Covert digital camera and DVR
Sometimes, a customer requests we use a covert camera when social engineering our way into a building then onto the network. Not only does it prove we got in, but playing the video back to employees helps drive home the point of security. Weve become fond of button cameras tied to a digital video recorder. The recorder is roughly the size of a portable MP3 player and the quality is exceptional in light and dark scenarios. The camera, which you wear on the lapel of a coat or as an actual button on a shirt, is hardly noticeable. While on one job, we were able to video a group of employees in a conference room with a button camera: By simply removing my jacket and strategically placing it, we recorded the keystrokes needed for the next phase of our exploit.
It helps to use super glue to adhere the camera to your clothing -- that minimizes camera movement and helps aim the camera in the desired direction. (Warning: Super glue bonds to skin with incredible strength. Once the glue tube cap opened while in my pants pocket -- not only does it burn, but trying to separate certain parts of your body that get glued together can be extremely painful.)
Digital audio recorder
Capturing a conversation can be lucrative. We use a high-end digital audio recorder, which is a little larger than the size of a pack of cigarettes. It has several microphones built into it so it can record from several angles with exceptional quality. A colleague of mine once attended a hotel bar to gather intelligence from a group of employees from out of town. Once he gained their trust and they had been drinking for a while, the effects of the alcohol were as good as an injection of sodium pentothal. We got information about what they were in town for, what their plans were inside information that we could use as cover.
USB memory sticks
The memory stick comes in handy for moving data in and out of the clients site. Mobility is important in social engineering because getting overloaded with gear can be a problem.

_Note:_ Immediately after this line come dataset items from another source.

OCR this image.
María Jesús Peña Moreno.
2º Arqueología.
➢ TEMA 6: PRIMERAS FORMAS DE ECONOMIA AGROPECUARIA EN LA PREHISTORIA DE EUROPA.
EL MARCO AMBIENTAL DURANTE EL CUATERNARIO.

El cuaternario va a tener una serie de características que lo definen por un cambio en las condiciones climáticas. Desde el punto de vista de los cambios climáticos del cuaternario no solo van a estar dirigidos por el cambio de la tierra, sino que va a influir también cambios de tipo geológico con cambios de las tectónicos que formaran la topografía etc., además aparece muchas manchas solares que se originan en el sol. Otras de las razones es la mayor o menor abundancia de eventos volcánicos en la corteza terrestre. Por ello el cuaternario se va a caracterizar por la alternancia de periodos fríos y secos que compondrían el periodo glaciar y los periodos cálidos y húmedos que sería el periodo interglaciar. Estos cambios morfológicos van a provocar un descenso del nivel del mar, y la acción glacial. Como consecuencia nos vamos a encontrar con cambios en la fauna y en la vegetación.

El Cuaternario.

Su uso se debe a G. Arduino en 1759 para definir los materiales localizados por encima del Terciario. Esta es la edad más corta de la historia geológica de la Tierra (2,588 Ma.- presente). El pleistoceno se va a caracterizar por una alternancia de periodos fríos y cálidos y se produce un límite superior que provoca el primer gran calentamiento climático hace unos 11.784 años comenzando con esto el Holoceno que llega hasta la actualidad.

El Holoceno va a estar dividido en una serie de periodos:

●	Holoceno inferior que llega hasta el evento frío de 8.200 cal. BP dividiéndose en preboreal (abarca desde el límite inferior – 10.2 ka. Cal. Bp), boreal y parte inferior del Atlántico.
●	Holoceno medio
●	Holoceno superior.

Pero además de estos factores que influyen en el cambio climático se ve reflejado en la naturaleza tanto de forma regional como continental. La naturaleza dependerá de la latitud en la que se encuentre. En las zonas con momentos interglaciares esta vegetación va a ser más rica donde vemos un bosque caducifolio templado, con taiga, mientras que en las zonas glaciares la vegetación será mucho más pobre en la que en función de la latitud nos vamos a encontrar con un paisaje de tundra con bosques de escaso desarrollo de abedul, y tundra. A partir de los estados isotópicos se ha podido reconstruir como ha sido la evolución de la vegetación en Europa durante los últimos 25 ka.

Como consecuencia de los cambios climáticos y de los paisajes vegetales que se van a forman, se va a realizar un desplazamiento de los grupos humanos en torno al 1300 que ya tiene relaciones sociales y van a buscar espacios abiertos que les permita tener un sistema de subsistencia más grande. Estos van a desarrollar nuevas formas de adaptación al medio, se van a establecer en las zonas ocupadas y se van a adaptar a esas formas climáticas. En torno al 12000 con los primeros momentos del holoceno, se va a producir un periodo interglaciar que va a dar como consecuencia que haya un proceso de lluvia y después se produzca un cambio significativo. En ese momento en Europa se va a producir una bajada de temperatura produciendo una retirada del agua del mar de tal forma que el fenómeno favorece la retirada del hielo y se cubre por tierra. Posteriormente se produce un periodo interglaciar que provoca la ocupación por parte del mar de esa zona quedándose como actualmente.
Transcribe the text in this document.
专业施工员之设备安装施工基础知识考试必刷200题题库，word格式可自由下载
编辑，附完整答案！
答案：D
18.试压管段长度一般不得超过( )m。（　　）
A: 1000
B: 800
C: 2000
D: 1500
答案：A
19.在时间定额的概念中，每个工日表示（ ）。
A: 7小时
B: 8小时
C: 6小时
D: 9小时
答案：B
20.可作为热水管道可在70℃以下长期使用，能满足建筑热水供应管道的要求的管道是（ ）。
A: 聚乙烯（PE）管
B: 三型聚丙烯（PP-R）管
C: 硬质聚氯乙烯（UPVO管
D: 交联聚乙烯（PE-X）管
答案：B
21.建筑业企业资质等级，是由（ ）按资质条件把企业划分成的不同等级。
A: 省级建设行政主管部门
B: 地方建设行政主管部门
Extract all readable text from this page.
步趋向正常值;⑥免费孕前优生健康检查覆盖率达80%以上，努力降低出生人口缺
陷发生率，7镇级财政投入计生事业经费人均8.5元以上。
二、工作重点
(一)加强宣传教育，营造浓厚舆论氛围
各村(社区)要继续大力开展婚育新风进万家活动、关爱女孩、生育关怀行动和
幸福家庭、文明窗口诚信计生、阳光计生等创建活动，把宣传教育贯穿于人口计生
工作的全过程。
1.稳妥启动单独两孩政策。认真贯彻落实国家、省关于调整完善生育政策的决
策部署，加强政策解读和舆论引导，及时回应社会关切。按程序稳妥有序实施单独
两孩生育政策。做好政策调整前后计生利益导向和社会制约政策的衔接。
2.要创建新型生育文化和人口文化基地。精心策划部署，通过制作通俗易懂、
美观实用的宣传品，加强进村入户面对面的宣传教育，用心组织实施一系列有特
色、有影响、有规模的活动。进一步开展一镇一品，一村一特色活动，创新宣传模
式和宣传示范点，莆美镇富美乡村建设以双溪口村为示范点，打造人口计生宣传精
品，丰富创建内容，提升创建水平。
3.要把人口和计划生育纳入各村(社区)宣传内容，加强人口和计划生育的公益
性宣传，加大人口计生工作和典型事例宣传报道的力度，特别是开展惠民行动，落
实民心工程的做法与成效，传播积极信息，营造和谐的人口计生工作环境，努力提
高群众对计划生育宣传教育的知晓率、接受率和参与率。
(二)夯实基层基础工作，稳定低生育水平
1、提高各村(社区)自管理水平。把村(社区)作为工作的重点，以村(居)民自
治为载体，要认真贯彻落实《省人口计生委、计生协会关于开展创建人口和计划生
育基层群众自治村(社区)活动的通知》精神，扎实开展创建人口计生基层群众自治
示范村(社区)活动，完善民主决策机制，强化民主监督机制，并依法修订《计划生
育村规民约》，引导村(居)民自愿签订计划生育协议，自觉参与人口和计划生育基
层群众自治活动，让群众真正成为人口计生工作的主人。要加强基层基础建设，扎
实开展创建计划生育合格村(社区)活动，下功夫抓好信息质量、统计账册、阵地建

Badge sleeves, access cards, and keyfobs
The appearance of belonging is a big part of social engineering. I have gathered a considerable collection of card access keys, badge sleeves, and building access keyfobs over the years. Having a bogus card on a retractor may be all you need to convince an employee that your card has just become defective. On more than one occasion, an employee has let me into the building, having been convinced by my ruse. My colleague Robert Clary once got complete access to a facility by displaying a dosimeter badge used for radiation protection.
As new technologies evolve, our list of tools and tricks of the trade will evolve and grow as well. Meanwhile, a word of caution: For those with questionable ideas, note that using any of the social engineering tools here for anything outside of permissible intentions may be considered criminal behavior. And when you travel, I suggest checking your bags rather than trying to get any of this through airport security.